In essence, Robert Half is telling employees they can’t market themselves as having worked at the company. The only exceptions are when submitting resumes or applying for jobs.

What’s the point, you ask? Eric Goldman, a professor on intellectual property at Santa Clara University School of Law, summed up the reasoning nicely in his column on Forbes.com:

“… Paragraph 13 seeks to hinder former Robert Half employees from truthfully marketing their expertise. Indeed, Robert Half freely admitted it wanted to prevent former employees from ‘using RHI’s own name and brand to compete with RHI.’”

Hurting the competition

A typical example of when Robert Half’s obscure contract clause might come into play:

Say you’ve just left Robert Half to take over as the director of recruiting at another staffing firm. The firm’s website lists the credentials and experience of its executive team.

Now, rather than saying, “I spent 20 years at the premier staffing firm Robert Half” (and thus establishing that you really know what you’re doing when it comes to recruiting), you have to say something much more generic like, “I spent 20 years working for a leading staffing company.”

That last statement actually creates more questions than it answers?

As a result, a customer may be less swayed to use your new firm to fulfill he or her staffing needs, increasing the odds the person turns to Robert Half instead.

Is it legal?

As Goldman points out over at Forbes, this is not a typical contract clause.

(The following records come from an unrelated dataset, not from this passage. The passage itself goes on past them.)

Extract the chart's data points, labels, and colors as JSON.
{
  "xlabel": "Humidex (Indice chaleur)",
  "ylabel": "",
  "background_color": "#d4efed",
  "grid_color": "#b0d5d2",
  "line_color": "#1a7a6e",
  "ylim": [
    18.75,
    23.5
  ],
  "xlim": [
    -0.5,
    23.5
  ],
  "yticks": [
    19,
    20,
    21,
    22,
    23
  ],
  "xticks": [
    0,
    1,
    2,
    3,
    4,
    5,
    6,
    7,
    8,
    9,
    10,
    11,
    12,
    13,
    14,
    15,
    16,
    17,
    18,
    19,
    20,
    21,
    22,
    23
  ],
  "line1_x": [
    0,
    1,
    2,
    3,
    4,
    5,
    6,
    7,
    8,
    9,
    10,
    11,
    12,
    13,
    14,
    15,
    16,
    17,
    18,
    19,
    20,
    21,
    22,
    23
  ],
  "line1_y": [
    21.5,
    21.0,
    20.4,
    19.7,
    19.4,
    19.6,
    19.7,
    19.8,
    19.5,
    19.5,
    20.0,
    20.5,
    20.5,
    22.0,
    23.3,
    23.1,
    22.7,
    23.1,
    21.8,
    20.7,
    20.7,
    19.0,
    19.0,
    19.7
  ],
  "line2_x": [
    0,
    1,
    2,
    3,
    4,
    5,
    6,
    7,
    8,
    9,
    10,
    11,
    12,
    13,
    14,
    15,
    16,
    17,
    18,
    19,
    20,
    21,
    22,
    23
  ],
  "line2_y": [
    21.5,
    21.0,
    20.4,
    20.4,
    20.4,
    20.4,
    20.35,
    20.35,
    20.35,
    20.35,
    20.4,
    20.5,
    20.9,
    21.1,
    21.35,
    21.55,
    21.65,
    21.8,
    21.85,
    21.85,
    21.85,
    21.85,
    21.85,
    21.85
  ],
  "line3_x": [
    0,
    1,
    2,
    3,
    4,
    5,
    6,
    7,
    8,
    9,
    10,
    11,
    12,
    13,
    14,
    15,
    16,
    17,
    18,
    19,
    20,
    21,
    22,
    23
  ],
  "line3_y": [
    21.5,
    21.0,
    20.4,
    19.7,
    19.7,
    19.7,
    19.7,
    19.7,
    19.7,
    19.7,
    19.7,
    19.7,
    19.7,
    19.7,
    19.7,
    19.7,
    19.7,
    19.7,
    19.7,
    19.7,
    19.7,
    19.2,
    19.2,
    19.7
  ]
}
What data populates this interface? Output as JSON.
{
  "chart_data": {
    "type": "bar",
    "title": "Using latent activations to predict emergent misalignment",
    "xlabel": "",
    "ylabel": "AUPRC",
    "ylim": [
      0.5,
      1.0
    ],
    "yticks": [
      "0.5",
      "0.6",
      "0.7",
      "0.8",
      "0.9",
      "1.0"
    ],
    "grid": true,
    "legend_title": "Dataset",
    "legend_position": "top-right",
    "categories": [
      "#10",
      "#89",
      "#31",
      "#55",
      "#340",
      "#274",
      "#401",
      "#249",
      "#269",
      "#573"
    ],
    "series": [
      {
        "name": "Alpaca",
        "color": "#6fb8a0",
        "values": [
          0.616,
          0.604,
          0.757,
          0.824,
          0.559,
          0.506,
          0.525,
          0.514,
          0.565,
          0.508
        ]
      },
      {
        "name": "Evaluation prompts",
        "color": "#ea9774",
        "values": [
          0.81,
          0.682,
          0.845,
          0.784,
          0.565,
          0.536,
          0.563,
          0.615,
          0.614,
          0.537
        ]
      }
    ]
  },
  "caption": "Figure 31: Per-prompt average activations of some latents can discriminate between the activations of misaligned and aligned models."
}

But the real question remains: “Is it legal?”

Answer: No, at least not in California, where the clause was recently challenged in a district court.

The court said the clause conflicted with the state’s strict non-compete agreement restrictions and struck it down.

It’s difficult to say how it would play in other states that aren’t as hard on non-competes. But if you ask us, it seems like a bit of an overreach — and like overkill.